The low_latency knob doesn't impact delays or merging, one of the key aspects to getting low latency for a series of operations (like starting your firefox while other IO is happening) is actually making sure we get the delays right. If we take the classic case of reader vs writer, the writer dirty speed will greatly outnumber the writeback speed. So we always have tons of dirty pages waiting to be written. The normal reader, however, does dependent reads that are serialized by each other. When one read finishes, another will be issued by the reader very shortly. Achieving good throughput and latency for the reader in CFQ is accomplished by briefly waiting for another IO when one has completed. In CFQ, this is called idling.

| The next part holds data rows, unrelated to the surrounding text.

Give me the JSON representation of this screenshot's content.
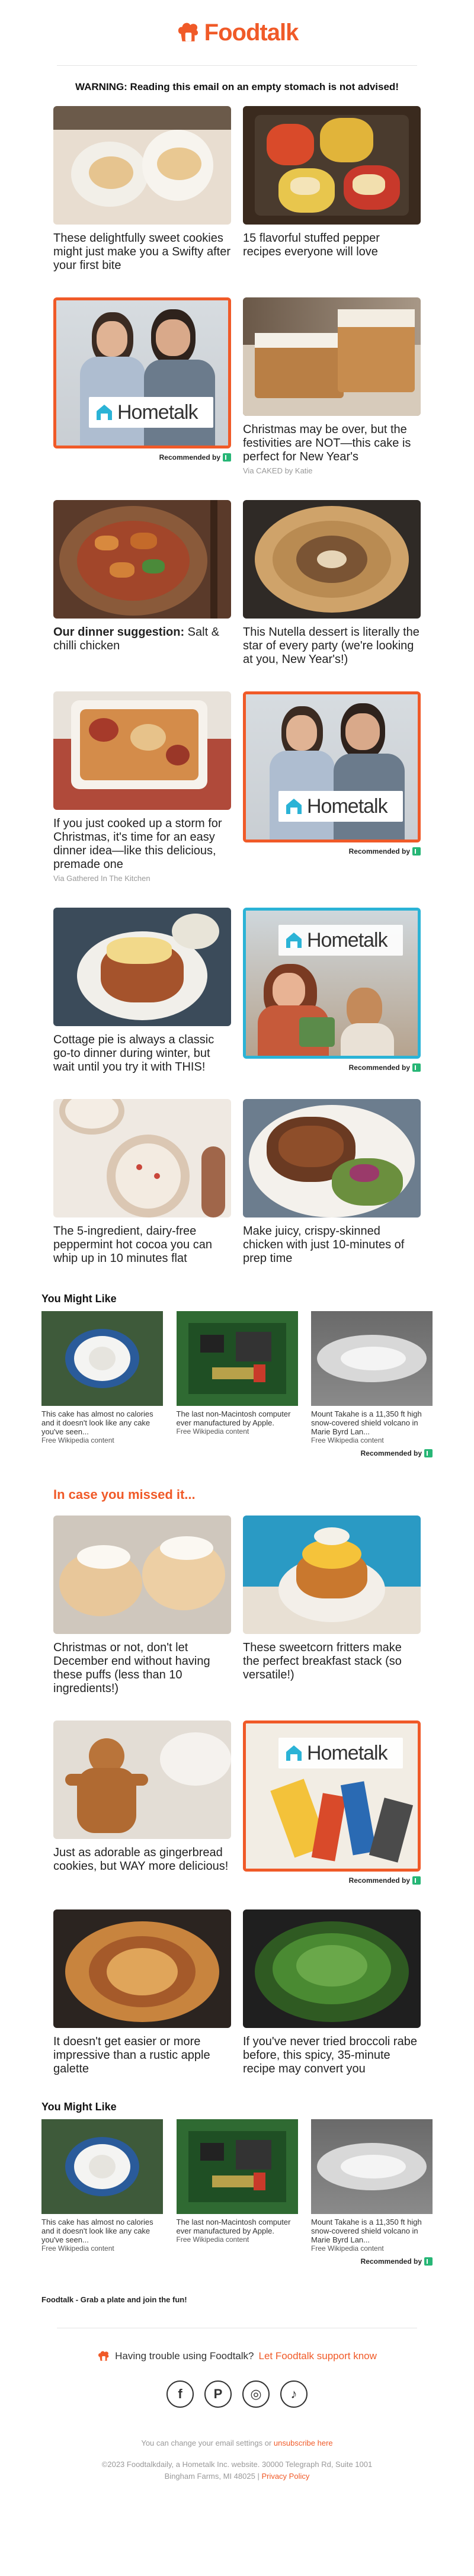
{
  "header": {
    "brand": "Foodtalk",
    "brand_color": "#f05a28"
  },
  "warning": "WARNING: Reading this email on an empty stomach is not advised!",
  "rows1": [
    {
      "left": {
        "caption": "These delightfully sweet cookies might just make you a Swifty after your first bite"
      },
      "right": {
        "caption": "15 flavorful stuffed pepper recipes everyone will love"
      }
    },
    {
      "left_ad": {
        "brand": "Hometalk",
        "recommended": "Recommended by"
      },
      "right": {
        "caption": "Christmas may be over, but the festivities are NOT—this cake is perfect for New Year's",
        "via": "Via CAKED by Katie"
      }
    },
    {
      "left": {
        "caption_bold": "Our dinner suggestion:",
        "caption": " Salt & chilli chicken"
      },
      "right": {
        "caption": "This Nutella dessert is literally the star of every party (we're looking at you, New Year's!)"
      }
    },
    {
      "left": {
        "caption": "If you just cooked up a storm for Christmas, it's time for an easy dinner idea—like this delicious, premade one",
        "via": "Via Gathered In The Kitchen"
      },
      "right_ad": {
        "brand": "Hometalk",
        "recommended": "Recommended by"
      }
    },
    {
      "left": {
        "caption": "Cottage pie is always a classic go-to dinner during winter, but wait until you try it with THIS!"
      },
      "right_ad": {
        "brand": "Hometalk",
        "recommended": "Recommended by"
      }
    },
    {
      "left": {
        "caption": "The 5-ingredient, dairy-free peppermint hot cocoa you can whip up in 10 minutes flat"
      },
      "right": {
        "caption": "Make juicy, crispy-skinned chicken with just 10-minutes of prep time"
      }
    }
  ],
  "you_might_like": {
    "title": "You Might Like",
    "items": [
      {
        "caption": "This cake has almost no calories and it doesn't look like any cake you've seen...",
        "source": "Free Wikipedia content"
      },
      {
        "caption": "The last non-Macintosh computer ever manufactured by Apple.",
        "source": "Free Wikipedia content"
      },
      {
        "caption": "Mount Takahe is a 11,350 ft high snow-covered shield volcano in Marie Byrd Lan...",
        "source": "Free Wikipedia content"
      }
    ],
    "recommended": "Recommended by"
  },
  "missed": {
    "title": "In case you missed it...",
    "rows": [
      {
        "left": {
          "caption": "Christmas or not, don't let December end without having these puffs (less than 10 ingredients!)"
        },
        "right": {
          "caption": "These sweetcorn fritters make the perfect breakfast stack (so versatile!)"
        }
      },
      {
        "left": {
          "caption": "Just as adorable as gingerbread cookies, but WAY more delicious!"
        },
        "right_ad": {
          "brand": "Hometalk",
          "recommended": "Recommended by"
        }
      },
      {
        "left": {
          "caption": "It doesn't get easier or more impressive than a rustic apple galette"
        },
        "right": {
          "caption": "If you've never tried broccoli rabe before, this spicy, 35-minute recipe may convert you"
        }
      }
    ]
  },
  "footer": {
    "tagline": "Foodtalk - Grab a plate and join the fun!",
    "trouble_text": "Having trouble using Foodtalk?",
    "trouble_link": "Let Foodtalk support know",
    "socials": [
      "f",
      "P",
      "◎",
      "♪"
    ],
    "settings_text": "You can change your email settings or",
    "unsubscribe": "unsubscribe here",
    "copyright": "©2023 Foodtalkdaily, a Hometalk Inc. website. 30000 Telegraph Rd, Suite 1001",
    "address": "Bingham Farms, MI 48025",
    "privacy": "Privacy Policy"
  }
}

The two primary changes in behaviour for CFQ in -rc3 is letting seeky IO also idle, even if the hardware does command queuing (which most does these days) and limiting the damage that the async IO can do while sync IO is also happening. With the 'low_latency' knob switched to on, CFQ will only slowly build up a queue depth of async writes. This greatly helps reduce the impact that a writer will have on the system interactiveness, since when we miss a sync idle window only slightly, the amount of async writeback sent to the device will be limited by the time since that last sync IO.
The end result is that the desktop experience should be less impacted by background IO activity. It's also worth mentioning that the 'low_latency' setting defaults to on.